Appropriately enough, the Germans have a word for it – Der Tag,The Day. This is the day when the car containing the Tories and the DUP comes hurtling towards the EU wall of reality. How to devise a frictionless border? Easy, the EU is saying, in clear legal language: let the north of Ireland remain as it is, governed by EU rules and regulations, just like the south of Ireland. As Bertie Ahern has said, those who’ve said they want a frictionless border (everybody) shouldn’t be moaning: this gives them a frictionless border.

The problem, of course, is a UK problem. A frictionless border drives a wedge between our own little NEN and the rest of the UK. The DUP and unionists, naturally enough, would be less than keen on that. Theresa May has said she won’t go along with anything that makes distinctions for different parts of the UK and their relationship with Europe. In other words, no border in the Irish sea.

The document being issued by the EU today is  a draft document: something to be used as a basis for negotiation and discussion. But if Theresa May has already nailed her colours to the mast of UK integrity – no different rules for different parts – and the EU has nailed its colours to a uniform Ireland, running from Derry to Dingle,  an area of unimpeded trade and EU regulations, the only way those two nailed positions can be reconciled is if the UK in its entirety stays in the customs union and single market. Alas, rejection of that last one is ALSO something Theresa May has done a bit of mast-nailing on. (Has she caught the DUP NO germ?)

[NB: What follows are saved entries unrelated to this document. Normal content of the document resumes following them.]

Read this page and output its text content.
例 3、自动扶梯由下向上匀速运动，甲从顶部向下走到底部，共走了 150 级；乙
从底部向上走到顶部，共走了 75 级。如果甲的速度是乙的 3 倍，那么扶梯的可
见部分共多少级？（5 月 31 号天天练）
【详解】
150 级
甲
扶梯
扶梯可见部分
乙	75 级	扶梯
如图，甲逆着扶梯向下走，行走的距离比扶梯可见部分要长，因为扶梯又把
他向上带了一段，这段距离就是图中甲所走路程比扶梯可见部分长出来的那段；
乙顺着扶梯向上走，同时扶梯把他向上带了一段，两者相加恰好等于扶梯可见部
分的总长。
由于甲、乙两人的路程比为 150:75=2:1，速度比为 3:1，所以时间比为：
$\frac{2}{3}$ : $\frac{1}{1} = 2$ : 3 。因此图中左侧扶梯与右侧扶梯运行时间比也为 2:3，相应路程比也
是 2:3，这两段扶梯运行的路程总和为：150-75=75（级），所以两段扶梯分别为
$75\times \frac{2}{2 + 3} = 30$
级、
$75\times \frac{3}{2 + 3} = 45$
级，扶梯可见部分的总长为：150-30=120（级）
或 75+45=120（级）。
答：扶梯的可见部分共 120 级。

But let’s assume Theresa is of sound mind and body.  If she did not depend on her DUP back-up team, would she go along with this morning’s EU draft document? It’s tempting to say “Like a flash”,  but that wouldn’t necessarily be true. If it were simply a matter of ditching our NEN with no implications for the rest of the UK, Theresa would make a rat going up a drainpipe look slow. But it does have implications for the rest of the UK. If the north of Ireland is given special status in its relationship with the EU, who’ll be next in line? Correct, Virginia – Scotland. And if Scotland doesn’t get special status similar to the NEN’s, the Scottish referendum thing will be firmly back stage centre. So of course Theresa is keen not to have a border in the Irish Sea.

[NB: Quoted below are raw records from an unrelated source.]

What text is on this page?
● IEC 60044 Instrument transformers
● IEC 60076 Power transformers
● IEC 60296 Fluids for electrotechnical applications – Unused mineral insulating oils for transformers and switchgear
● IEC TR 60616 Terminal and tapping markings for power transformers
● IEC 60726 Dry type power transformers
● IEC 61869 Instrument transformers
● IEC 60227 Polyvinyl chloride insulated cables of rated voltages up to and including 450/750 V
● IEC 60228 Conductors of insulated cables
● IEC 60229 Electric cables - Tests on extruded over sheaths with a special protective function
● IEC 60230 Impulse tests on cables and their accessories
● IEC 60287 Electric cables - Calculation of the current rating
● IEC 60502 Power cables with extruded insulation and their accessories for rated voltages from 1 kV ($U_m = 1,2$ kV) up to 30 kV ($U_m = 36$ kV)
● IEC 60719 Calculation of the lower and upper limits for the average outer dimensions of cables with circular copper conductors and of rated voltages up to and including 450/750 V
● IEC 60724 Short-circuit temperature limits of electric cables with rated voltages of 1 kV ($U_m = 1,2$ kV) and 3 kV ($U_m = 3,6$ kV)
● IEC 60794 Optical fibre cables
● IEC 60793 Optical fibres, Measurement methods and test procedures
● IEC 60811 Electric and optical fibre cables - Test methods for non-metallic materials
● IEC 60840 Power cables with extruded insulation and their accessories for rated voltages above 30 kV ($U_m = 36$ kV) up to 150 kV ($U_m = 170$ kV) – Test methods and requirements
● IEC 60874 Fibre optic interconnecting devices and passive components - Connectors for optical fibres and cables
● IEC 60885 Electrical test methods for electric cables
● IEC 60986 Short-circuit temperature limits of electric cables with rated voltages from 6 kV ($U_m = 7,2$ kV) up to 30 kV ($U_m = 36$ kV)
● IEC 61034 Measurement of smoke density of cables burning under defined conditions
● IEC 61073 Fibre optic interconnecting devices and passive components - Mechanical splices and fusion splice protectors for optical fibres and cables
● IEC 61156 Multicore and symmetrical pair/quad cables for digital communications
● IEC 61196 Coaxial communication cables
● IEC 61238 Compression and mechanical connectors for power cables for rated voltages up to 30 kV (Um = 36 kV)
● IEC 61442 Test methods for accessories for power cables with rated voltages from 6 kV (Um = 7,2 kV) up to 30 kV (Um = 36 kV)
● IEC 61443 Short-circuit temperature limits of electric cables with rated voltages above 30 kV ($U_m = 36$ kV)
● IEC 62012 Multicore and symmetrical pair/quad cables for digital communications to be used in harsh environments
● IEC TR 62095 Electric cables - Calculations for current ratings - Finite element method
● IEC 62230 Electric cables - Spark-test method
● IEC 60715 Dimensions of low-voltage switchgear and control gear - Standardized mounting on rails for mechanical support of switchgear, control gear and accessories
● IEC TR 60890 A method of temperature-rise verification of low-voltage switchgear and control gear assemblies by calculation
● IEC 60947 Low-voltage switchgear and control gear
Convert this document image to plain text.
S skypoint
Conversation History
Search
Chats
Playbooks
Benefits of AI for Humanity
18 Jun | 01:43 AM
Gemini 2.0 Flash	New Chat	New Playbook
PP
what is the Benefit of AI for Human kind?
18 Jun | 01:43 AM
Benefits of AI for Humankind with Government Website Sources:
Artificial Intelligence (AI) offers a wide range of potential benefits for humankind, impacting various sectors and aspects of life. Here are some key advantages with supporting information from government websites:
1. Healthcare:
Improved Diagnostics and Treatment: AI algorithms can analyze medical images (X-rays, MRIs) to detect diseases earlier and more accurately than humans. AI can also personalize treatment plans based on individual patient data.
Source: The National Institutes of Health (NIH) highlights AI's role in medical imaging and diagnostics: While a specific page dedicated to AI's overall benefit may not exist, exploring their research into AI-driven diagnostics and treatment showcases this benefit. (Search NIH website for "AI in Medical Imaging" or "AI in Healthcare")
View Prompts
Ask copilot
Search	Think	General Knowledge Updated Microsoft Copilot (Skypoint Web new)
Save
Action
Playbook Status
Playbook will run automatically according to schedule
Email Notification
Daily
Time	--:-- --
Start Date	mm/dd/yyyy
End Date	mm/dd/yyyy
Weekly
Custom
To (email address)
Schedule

So with one eye on her DUP propper-uppers and the other on independence-minded Scotland, Theresa is unlikely to welcome the EU back-stop option.

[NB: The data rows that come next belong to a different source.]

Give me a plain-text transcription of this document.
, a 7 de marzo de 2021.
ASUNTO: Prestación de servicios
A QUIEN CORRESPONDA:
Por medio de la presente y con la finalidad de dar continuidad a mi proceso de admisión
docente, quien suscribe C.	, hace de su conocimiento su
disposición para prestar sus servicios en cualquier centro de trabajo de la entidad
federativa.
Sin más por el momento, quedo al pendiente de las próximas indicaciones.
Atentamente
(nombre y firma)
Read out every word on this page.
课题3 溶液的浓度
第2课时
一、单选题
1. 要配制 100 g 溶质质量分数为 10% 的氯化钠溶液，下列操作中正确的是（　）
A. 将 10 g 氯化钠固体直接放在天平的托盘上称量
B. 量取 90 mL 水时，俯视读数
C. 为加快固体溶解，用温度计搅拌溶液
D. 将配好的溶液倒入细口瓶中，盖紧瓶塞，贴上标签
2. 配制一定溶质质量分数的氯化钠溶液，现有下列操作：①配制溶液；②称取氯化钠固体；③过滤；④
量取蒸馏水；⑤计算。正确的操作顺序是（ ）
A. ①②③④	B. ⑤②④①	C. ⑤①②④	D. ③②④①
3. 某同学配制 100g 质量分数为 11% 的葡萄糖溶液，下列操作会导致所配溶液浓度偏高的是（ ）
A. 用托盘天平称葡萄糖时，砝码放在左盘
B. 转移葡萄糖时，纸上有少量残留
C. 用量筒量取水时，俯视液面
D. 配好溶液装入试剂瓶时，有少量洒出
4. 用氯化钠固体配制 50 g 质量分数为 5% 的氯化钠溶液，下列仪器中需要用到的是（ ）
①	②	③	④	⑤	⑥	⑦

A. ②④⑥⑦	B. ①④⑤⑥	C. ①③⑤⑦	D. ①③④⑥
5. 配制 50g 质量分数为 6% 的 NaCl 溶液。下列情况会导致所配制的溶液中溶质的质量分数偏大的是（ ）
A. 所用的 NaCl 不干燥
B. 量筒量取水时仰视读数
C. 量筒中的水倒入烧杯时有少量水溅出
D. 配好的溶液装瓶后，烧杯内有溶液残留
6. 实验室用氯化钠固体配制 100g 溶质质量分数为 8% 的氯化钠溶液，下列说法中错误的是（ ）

But in all this, we shouldn’t forget the DUP themselves. Yes,  they’ll be shouting from every roof-top available that they will not, repeat will not have a border in the Irish Sea. Everyone here in the NEN must appreciate that we’re as British as Finchley. And if the Tories try treating a square inch of our NEN differently, what then?

At the height of the cold war, there was a cartoon in The New Yorker, showing a miserable-looking caveman and his family huddled under a huge overhanging rock. There’s a stick holding up the rock, and a rope of animal-skin is tied around the stick and held in the depressed-looking caveman’s hand. He’s saying  to a visitor “The way it works is, if they come in here, I pull away the stick.”

That’s how the DUP are fixed. They have got leverage with the British government, to bend them to their will; but once they exert that leverage, they themselves will suffer as much if not more than anyone else.

So the question for Sammy and Gregory and Jeffrey  this morning is: Do you feel lucky today? Well, do you, guys?